Conall let his head fall back against the pallet. His heart pounded against his ribs—not the first time it had done so because of Eoghann, and surely not the last. This time it pounded not from excitement, but from fear. Fear of Eoghann dying, sure, but even more in fear of his reaction to thinking Eoghann was dead. He’d known the man—the Lamont, no less—for little more than a few waking moments, and already he felt bound to him. Conall was accustomed to the strange (wrong) lust he felt for other men’s bodies, but this…this was more dangerous. This was worse.
The fire, burning low but still crackling, popped loudly. Conall heard Eoghann startle awake with a sharp intake of breath and the scrape of the dirk against the wooden floor. He raised his head from the pallet as if waking.
Eoghann’s hair had mostly fallen out of its short queue. It stuck up at odd angles, almost like an irate cat was draped over Eoghann’s head. His black eyes, on the other hand, were keen as the blade he held.
“Defending the castle?” Conall asked. “How was the watch?”
Eoghann glared at him. “Och, aye, now ye wake. Dropping your name like a bloody great stone from a tower and hiding away for the rest of us to tend to it.”
That stone Eoghann spoke of seemed to plummet into Conall’s stomach, suddenly weighing him down. “How long—”
“Ye were asleep for another day and night,” said Eoghann. He stood and paced over to the fire an
d banked it. “Blair woke more than once, but he wasn’t good for much aside from sipping his tea.”
Eoghann’s manner grew more and more hot with every word he spoke. Conall waited to make sure he was finished. Then Conall asked, “Have ye heard, then?”
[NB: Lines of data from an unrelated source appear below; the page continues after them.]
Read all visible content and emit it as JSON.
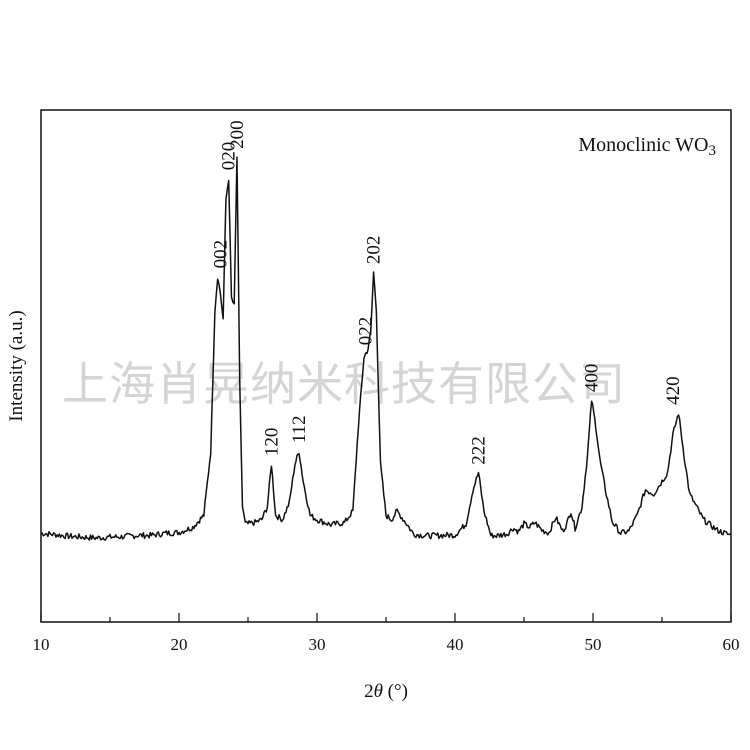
{
  "watermark": "上海肖晃纳米科技有限公司",
  "chart_data": {
    "type": "line",
    "title": "",
    "legend_text": "Monoclinic WO",
    "legend_subscript": "3",
    "legend_position": "top-right",
    "xlabel_prefix": "2",
    "xlabel_symbol": "θ",
    "xlabel_suffix": " (°)",
    "ylabel": "Intensity (a.u.)",
    "xlim": [
      10,
      60
    ],
    "ylim": [
      -15,
      105
    ],
    "grid": false,
    "x_ticks": [
      10,
      20,
      30,
      40,
      50,
      60
    ],
    "x_tick_labels": [
      "10",
      "20",
      "30",
      "40",
      "50",
      "60"
    ],
    "series": [
      {
        "x": [
          10,
          11,
          12,
          13,
          14,
          15,
          16,
          17,
          18,
          19,
          20,
          21,
          21.8,
          22.3,
          22.6,
          22.8,
          23.0,
          23.2,
          23.4,
          23.6,
          23.8,
          24.0,
          24.2,
          24.4,
          24.6,
          24.8,
          25.0,
          25.5,
          26.0,
          26.4,
          26.7,
          27.0,
          27.5,
          28.0,
          28.4,
          28.7,
          29.0,
          29.5,
          30,
          31,
          32,
          32.6,
          33.0,
          33.4,
          33.7,
          33.9,
          34.1,
          34.3,
          34.6,
          35.0,
          35.4,
          35.8,
          36.5,
          37,
          38,
          39,
          40,
          40.8,
          41.3,
          41.7,
          42.1,
          42.6,
          43,
          43.8,
          44.2,
          44.6,
          45.0,
          45.4,
          45.8,
          46.3,
          46.8,
          47.3,
          47.8,
          48.1,
          48.4,
          48.7,
          49.2,
          49.6,
          49.9,
          50.2,
          50.5,
          50.9,
          51.4,
          52,
          52.6,
          53.2,
          53.8,
          54.4,
          55.0,
          55.4,
          55.8,
          56.2,
          56.6,
          57,
          58,
          59,
          60
        ],
        "y": [
          5.8,
          5.5,
          5.1,
          4.9,
          4.7,
          4.9,
          5.0,
          5.3,
          5.3,
          5.8,
          6.0,
          7.2,
          10,
          25,
          58,
          66,
          62,
          56,
          84,
          89,
          61,
          59,
          94,
          41,
          12,
          8,
          8,
          8.3,
          9,
          12,
          22,
          10,
          9,
          13,
          22,
          25,
          18,
          10,
          9,
          7.8,
          8.3,
          11,
          31,
          47,
          49,
          53,
          67,
          58,
          22,
          10,
          9,
          11,
          8,
          5.6,
          5.2,
          5.3,
          5.4,
          8,
          16,
          20,
          11,
          5.3,
          5.2,
          5.7,
          7,
          6.2,
          8,
          7.2,
          8.3,
          6.5,
          5.9,
          9.5,
          6.3,
          8,
          11,
          7,
          12,
          24,
          37,
          31,
          23,
          16,
          8.5,
          5.8,
          6.3,
          10,
          16,
          15,
          18,
          20,
          29,
          34,
          24,
          15,
          9,
          6.5,
          5.3
        ]
      }
    ],
    "peak_labels": [
      {
        "text": "002",
        "x": 23.0,
        "y": 66
      },
      {
        "text": "020",
        "x": 23.6,
        "y": 89
      },
      {
        "text": "200",
        "x": 24.2,
        "y": 94
      },
      {
        "text": "120",
        "x": 26.7,
        "y": 22
      },
      {
        "text": "112",
        "x": 28.7,
        "y": 25
      },
      {
        "text": "022",
        "x": 33.5,
        "y": 48
      },
      {
        "text": "202",
        "x": 34.1,
        "y": 67
      },
      {
        "text": "222",
        "x": 41.7,
        "y": 20
      },
      {
        "text": "400",
        "x": 49.9,
        "y": 37
      },
      {
        "text": "420",
        "x": 55.8,
        "y": 34
      }
    ]
  }
}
“Heard?” Eoghann said. “Heard what? Heard that two weeks ago the war chief Alan MacCoul murdered the chief of the Stewarts at Dunstaffnage chapel, where the Stewart was moments away from wedding a MacLaren woman?”
A MacLaren woman who’d given Sir John Stewart a natural son the same age as Conall. Conall turned away.
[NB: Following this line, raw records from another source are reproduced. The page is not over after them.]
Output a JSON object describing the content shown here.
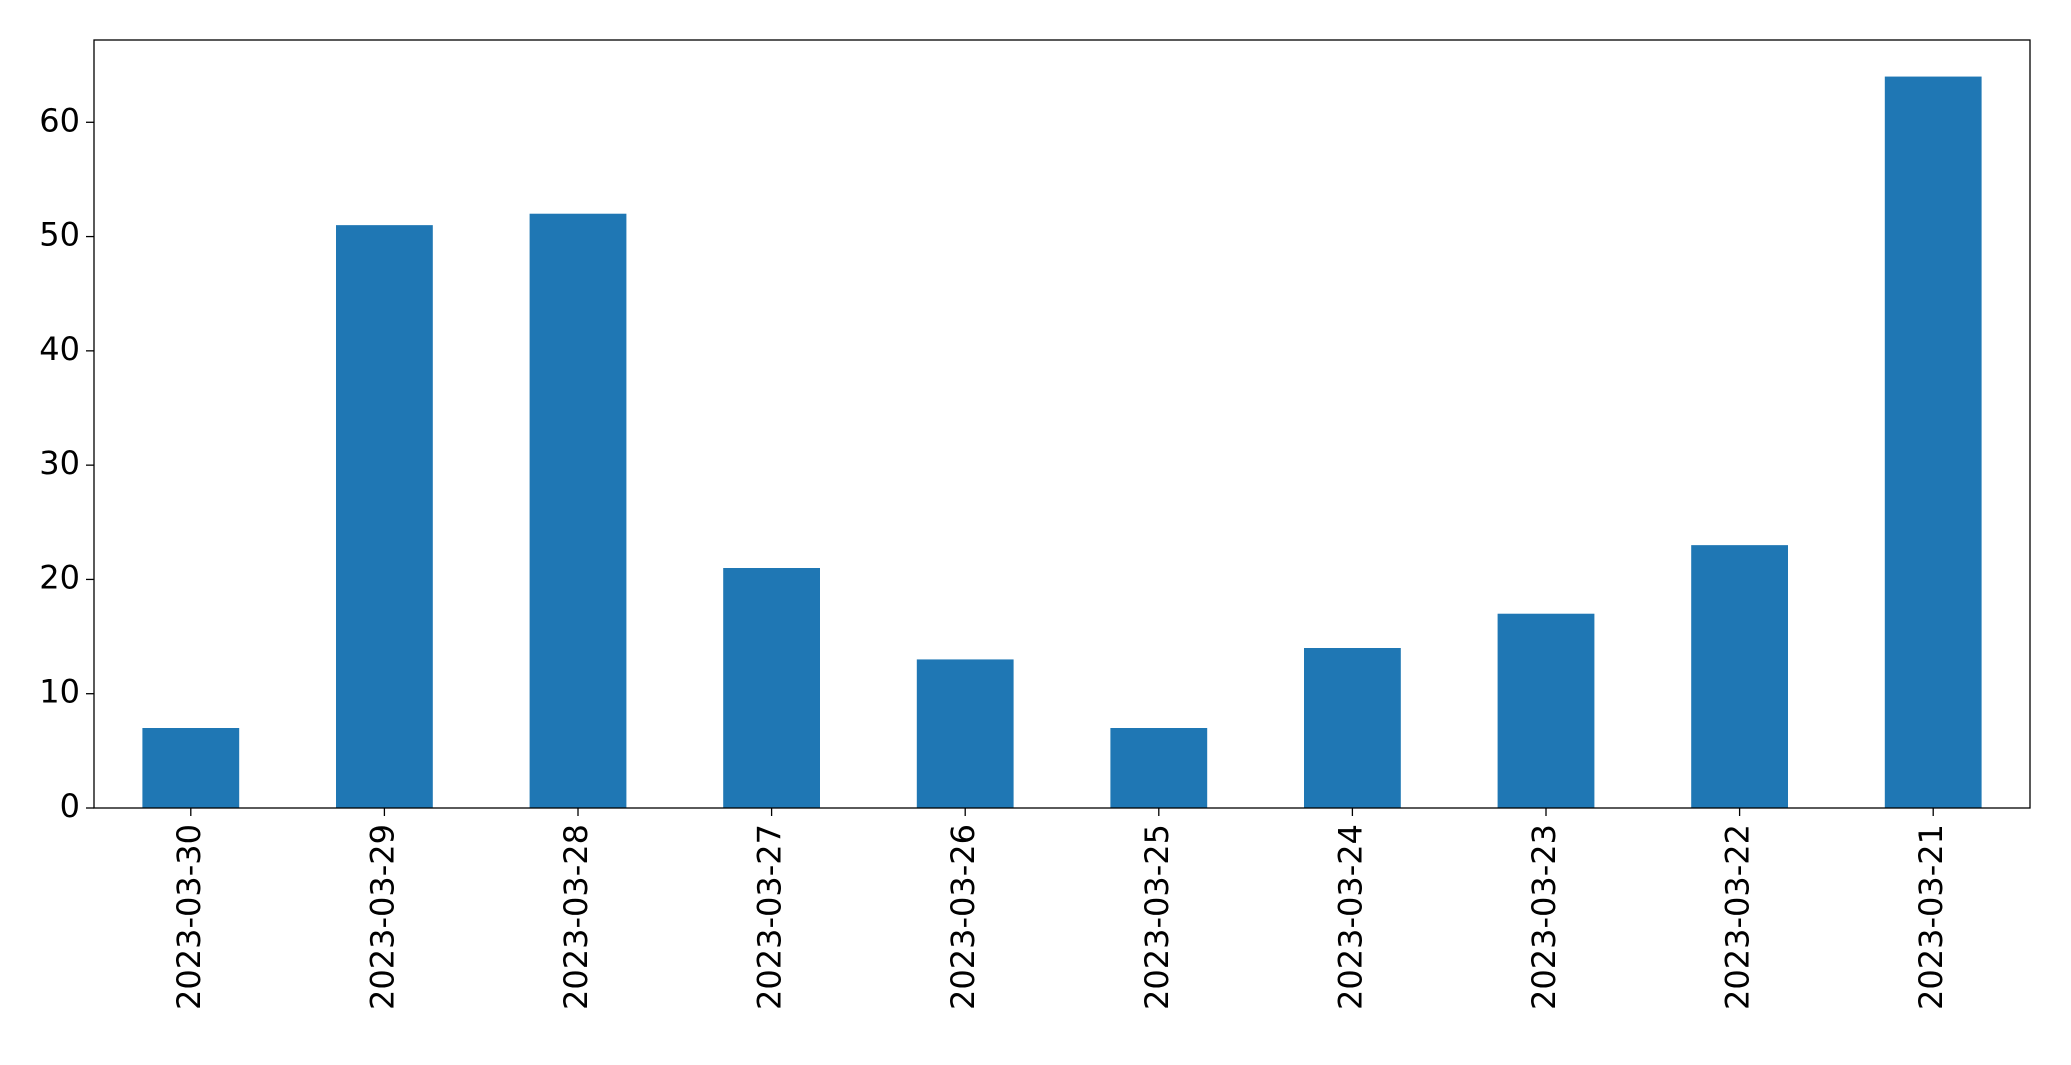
{
  "chart_data": {
    "type": "bar",
    "categories": [
      "2023-03-30",
      "2023-03-29",
      "2023-03-28",
      "2023-03-27",
      "2023-03-26",
      "2023-03-25",
      "2023-03-24",
      "2023-03-23",
      "2023-03-22",
      "2023-03-21"
    ],
    "values": [
      7,
      51,
      52,
      21,
      13,
      7,
      14,
      17,
      23,
      64
    ],
    "color": "#1f77b4",
    "ylim": [
      0,
      67.2
    ],
    "yticks": [
      0,
      10,
      20,
      30,
      40,
      50,
      60
    ],
    "grid": false
  }
}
“Or should I have heard that the Stewart chief married his lady as he died, as his last act in this life?”
Conall shut his eyes.
“At last and most importantly, should I have heard that four days ago, their son Dugald led the Stewarts and MacLarens against Alan MacCoul and clan MacDougall? That the MacFarlanes fought for the MacDougalls. That fifty young Stewarts, one hundred and thirty MacLarens, even more MacDougalls, and the Mother-blessed chief of the MacFarlanes died at a battle on the Bridge of Orchy.”
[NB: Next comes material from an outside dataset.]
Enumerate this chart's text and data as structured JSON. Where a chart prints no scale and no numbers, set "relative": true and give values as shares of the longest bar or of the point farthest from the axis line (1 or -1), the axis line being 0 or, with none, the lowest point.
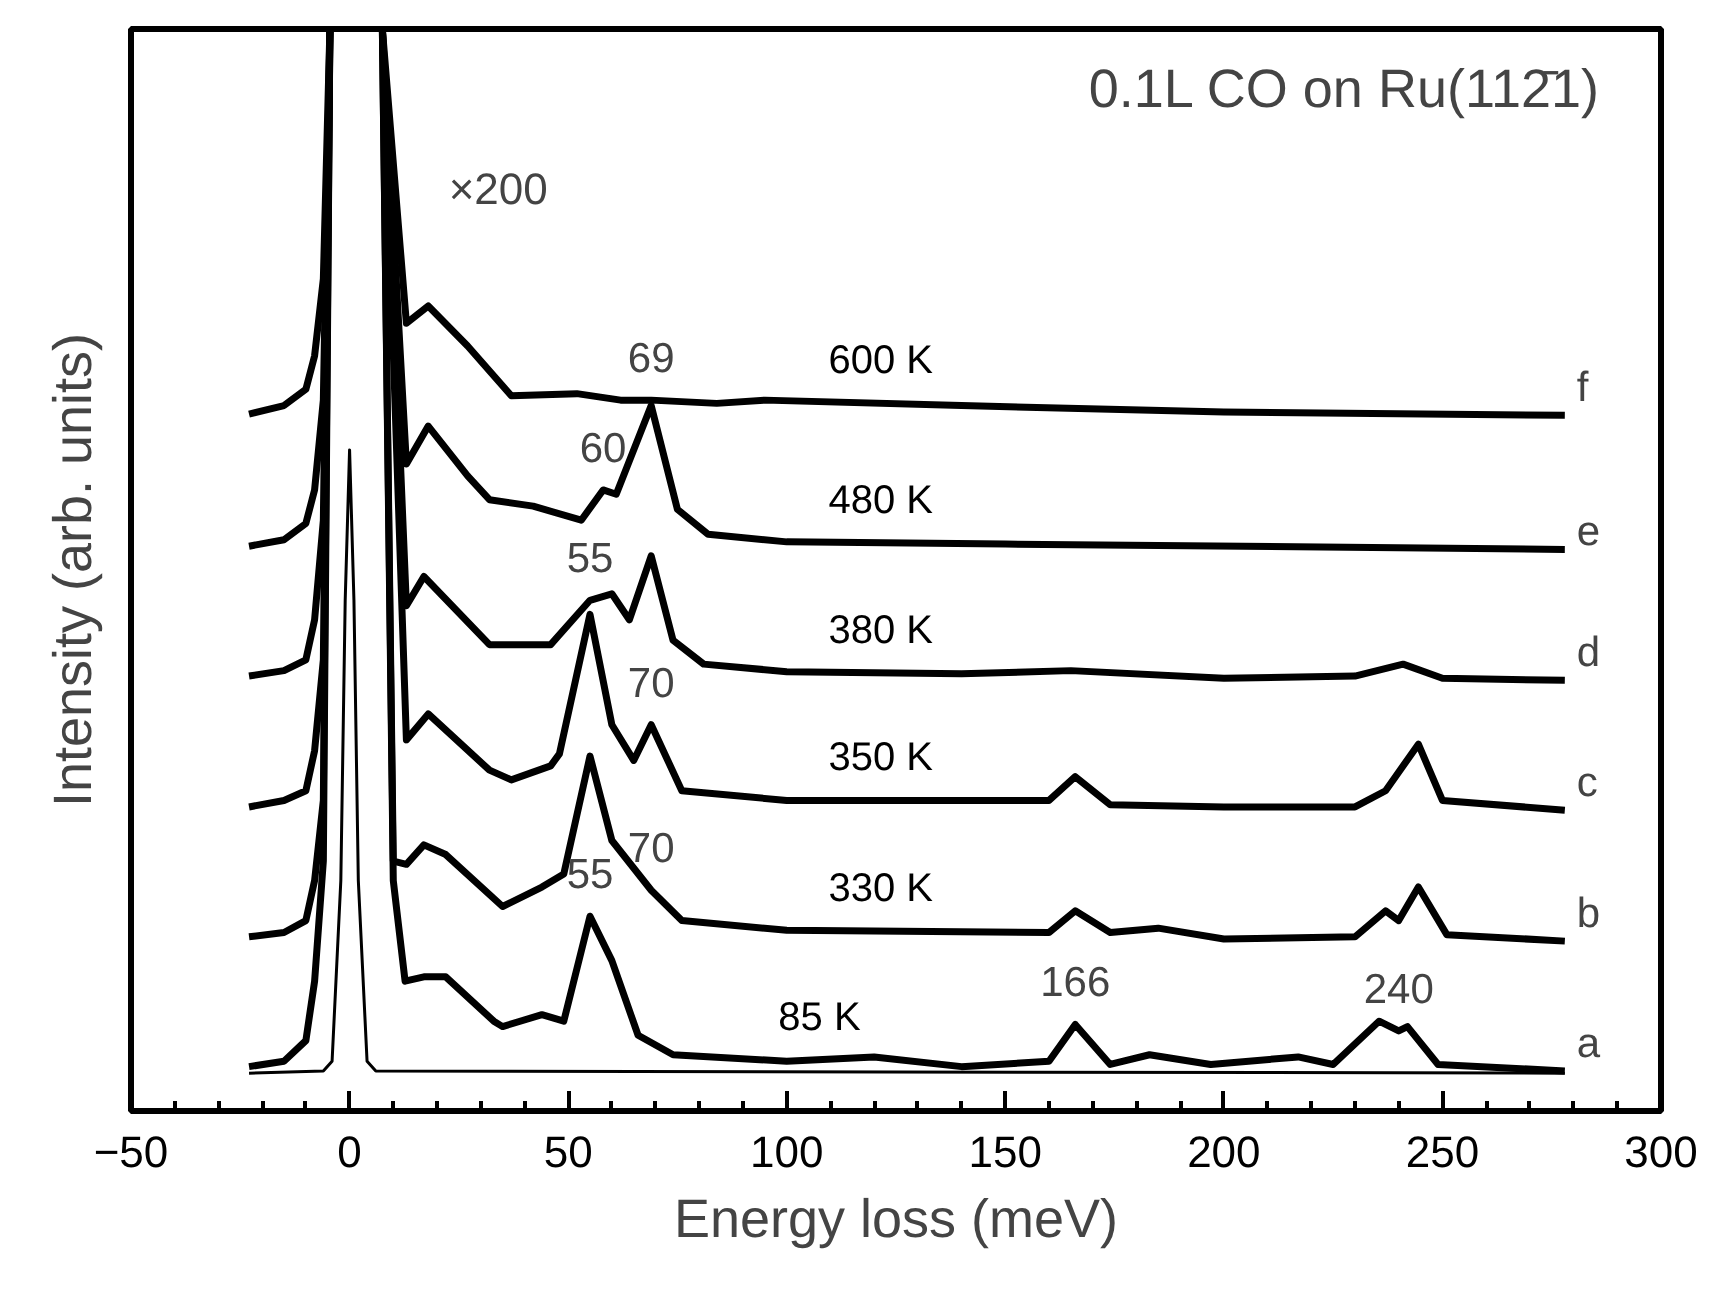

The breath froze in Conall’s chest. He hadn’t known the numbers. He hadn’t known how many. Da hadn’t exaggerated.
Da was the natural grandson of the MacDougall chief before the current one, so he’d been given the seat at Dunstaffnage. The MacDougall clansmen of Dunstaffnage didn’t hold with the current chief, who lived many miles away and had little will to stand for the clan when ‘twas needed. Da wanted the chiefdom so he could save the clan; one big step toward the chiefdom was securing the Stewarts’ land. If Sir John Stewart hadn’t tried to marry his MacLaren woman—hadn’t tried to secure Dugald as the next Stewart chief—Da wouldn’t have moved against him.
“We warned him,” Conall said. And och, they had. They’d warned Sir John what would have to happen if he tried to marry Dugald’s mother. “If he’d just let his brother inherit—” Walter Stewart was weak, over-cautious, easily dealt with. No murder on holy ground, no battle that made the River Orchy run red. “He chose his own fate.”